Physiological relevance of plant 2‐Cys peroxiredoxin overoxidation level and oligomerization status

Peroxiredoxins are ubiquitous thioredoxin‐dependent peroxidases presumed to display, upon environmental constraints, a chaperone function resulting from a redox‐dependent conformational switch. In this work, using biochemical and genetic approaches, we aimed to unravel the factors regulating the redox status and the conformation of the plastidial 2‐Cys peroxiredoxin (2‐Cys PRX) in plants. In Arabidopsis, we show that in optimal growth conditions, the overoxidation level mainly depends on the availability of thioredoxin‐related electron donors, but not on sulfiredoxin, the enzyme reducing the 2‐Cys PRX overoxidized form. We also observed that upon various physiological temperature, osmotic and light stress conditions, the overoxidation level and oligomerization status of 2‐Cys PRX can moderately vary depending on the constraint type.
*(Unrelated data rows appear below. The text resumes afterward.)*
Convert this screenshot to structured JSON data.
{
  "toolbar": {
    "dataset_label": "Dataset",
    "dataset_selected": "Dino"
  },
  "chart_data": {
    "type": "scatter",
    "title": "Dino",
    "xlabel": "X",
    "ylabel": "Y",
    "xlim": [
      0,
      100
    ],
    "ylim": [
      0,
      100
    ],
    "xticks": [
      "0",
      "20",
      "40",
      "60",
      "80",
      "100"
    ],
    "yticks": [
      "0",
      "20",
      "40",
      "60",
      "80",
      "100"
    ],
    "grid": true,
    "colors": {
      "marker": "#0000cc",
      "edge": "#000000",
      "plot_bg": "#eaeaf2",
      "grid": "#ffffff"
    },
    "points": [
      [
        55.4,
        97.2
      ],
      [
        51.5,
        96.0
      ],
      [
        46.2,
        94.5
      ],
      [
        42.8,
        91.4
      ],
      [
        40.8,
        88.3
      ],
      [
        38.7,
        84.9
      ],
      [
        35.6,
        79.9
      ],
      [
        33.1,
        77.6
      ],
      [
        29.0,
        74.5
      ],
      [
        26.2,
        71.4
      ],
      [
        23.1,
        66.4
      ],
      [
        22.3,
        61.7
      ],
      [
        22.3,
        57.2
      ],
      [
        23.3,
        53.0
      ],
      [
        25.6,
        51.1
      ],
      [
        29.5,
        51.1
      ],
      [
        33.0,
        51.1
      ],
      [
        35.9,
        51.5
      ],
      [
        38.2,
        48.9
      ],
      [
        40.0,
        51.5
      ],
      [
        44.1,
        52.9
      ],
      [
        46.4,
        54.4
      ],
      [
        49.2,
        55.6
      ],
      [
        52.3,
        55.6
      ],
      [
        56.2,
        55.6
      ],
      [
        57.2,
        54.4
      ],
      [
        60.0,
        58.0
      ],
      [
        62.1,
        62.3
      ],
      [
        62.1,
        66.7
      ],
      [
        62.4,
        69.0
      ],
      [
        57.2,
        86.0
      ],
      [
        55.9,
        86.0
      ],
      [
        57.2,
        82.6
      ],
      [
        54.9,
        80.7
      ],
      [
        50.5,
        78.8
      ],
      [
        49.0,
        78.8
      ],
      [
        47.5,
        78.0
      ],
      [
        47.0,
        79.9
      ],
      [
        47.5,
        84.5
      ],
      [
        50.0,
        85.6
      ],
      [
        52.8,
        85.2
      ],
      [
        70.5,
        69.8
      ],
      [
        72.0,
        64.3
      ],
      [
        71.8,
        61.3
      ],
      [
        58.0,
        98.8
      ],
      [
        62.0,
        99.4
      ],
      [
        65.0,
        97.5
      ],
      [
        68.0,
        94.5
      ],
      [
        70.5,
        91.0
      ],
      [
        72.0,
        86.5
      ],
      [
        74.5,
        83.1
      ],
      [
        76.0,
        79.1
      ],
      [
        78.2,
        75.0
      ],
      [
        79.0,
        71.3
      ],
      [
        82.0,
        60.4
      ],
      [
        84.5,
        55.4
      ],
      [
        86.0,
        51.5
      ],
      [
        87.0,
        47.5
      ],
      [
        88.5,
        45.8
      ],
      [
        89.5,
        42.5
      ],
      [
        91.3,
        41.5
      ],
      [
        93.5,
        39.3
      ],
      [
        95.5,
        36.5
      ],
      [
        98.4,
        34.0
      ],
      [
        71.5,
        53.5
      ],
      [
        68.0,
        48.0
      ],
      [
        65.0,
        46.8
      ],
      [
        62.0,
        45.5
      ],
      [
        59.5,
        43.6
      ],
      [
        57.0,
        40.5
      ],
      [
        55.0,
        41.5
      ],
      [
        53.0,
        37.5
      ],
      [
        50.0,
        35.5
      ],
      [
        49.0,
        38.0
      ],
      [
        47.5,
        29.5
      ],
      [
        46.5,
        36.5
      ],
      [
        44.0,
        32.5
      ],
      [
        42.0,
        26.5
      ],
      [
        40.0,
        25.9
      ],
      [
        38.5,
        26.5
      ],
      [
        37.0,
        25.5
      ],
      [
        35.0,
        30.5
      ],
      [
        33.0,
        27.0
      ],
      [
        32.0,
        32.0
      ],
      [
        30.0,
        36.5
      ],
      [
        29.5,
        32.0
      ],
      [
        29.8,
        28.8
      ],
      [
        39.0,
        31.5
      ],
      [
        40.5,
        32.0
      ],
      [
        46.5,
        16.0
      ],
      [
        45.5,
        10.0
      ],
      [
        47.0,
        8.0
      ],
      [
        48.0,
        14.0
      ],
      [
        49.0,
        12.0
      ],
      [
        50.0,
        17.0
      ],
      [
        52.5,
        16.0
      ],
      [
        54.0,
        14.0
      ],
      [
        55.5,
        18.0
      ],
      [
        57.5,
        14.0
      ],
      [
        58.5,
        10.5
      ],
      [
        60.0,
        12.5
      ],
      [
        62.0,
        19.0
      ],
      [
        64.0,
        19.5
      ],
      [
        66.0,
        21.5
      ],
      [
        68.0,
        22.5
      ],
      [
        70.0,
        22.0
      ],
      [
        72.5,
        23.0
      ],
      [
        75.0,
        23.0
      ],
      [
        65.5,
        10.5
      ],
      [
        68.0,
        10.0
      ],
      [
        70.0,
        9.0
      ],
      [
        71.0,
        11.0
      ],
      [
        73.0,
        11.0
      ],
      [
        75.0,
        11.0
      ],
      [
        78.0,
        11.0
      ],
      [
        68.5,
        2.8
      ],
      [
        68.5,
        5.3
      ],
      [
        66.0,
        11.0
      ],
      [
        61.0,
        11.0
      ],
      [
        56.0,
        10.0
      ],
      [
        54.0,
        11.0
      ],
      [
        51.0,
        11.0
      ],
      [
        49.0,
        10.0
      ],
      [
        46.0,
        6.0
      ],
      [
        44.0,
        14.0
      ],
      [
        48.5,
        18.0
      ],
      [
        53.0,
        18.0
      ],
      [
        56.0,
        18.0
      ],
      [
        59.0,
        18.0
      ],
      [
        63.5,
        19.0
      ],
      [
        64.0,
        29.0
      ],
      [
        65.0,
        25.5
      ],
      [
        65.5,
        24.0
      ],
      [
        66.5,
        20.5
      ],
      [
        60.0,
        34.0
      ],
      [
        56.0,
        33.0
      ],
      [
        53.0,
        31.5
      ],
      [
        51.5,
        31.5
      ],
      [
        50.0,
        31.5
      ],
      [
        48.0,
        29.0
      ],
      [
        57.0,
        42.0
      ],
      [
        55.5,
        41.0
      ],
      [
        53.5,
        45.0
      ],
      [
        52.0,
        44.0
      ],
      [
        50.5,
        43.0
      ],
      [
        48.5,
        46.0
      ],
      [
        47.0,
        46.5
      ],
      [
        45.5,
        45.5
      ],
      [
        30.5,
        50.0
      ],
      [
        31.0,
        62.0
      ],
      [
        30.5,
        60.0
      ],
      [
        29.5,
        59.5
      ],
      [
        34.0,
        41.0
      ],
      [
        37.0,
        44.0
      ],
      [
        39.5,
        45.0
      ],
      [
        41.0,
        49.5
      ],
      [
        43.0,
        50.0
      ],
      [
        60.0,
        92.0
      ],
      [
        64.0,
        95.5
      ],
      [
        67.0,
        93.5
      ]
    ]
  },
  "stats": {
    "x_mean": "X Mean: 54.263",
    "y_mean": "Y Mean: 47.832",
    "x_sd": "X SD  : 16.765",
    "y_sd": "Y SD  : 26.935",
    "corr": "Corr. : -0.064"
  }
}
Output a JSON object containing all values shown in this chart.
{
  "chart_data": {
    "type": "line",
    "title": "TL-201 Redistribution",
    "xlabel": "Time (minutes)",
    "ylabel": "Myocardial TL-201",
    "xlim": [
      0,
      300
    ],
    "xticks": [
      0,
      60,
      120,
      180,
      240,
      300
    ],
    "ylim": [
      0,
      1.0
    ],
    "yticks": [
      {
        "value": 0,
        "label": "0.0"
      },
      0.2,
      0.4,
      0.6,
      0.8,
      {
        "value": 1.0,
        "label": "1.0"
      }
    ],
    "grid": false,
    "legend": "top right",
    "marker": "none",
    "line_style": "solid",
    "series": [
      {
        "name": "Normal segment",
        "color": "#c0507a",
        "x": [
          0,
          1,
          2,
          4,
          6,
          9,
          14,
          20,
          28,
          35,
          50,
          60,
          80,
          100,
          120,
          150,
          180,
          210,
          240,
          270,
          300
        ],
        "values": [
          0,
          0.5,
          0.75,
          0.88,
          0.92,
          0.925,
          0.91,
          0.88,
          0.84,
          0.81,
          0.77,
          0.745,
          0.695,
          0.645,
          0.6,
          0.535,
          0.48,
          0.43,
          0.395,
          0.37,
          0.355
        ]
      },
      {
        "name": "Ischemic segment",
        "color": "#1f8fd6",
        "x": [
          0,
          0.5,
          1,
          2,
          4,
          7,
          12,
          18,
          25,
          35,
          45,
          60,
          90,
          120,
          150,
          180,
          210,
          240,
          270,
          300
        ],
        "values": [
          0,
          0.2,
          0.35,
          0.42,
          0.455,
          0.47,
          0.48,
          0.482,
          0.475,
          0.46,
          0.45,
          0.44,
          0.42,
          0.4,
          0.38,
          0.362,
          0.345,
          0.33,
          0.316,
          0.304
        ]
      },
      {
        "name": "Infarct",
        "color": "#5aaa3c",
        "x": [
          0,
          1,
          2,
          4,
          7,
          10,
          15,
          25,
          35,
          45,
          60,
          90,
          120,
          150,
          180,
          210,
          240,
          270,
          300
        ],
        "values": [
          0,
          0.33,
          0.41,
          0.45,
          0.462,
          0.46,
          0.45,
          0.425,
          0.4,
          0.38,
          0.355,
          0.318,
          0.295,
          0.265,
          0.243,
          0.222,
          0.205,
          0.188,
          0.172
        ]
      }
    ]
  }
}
Further, no major change was noticed regarding protein conformation in water‐stressed Arabidopsis, barley and potato plants, whereas species‐dependent up‐ and down‐variations in overoxidation were observed. In contrast, both 2‐Cys PRX overoxidation and oligomerization were strongly induced during a severe oxidative stress generated by methyl viologen. From these data, revealing that the oligomerization status of plant 2‐Cys PRX does not exhibit important variation and is not tightly linked to the protein redox status upon physiologically relevant environmental constraints, the possible in planta functions of 2‐Cys PRX are discussed.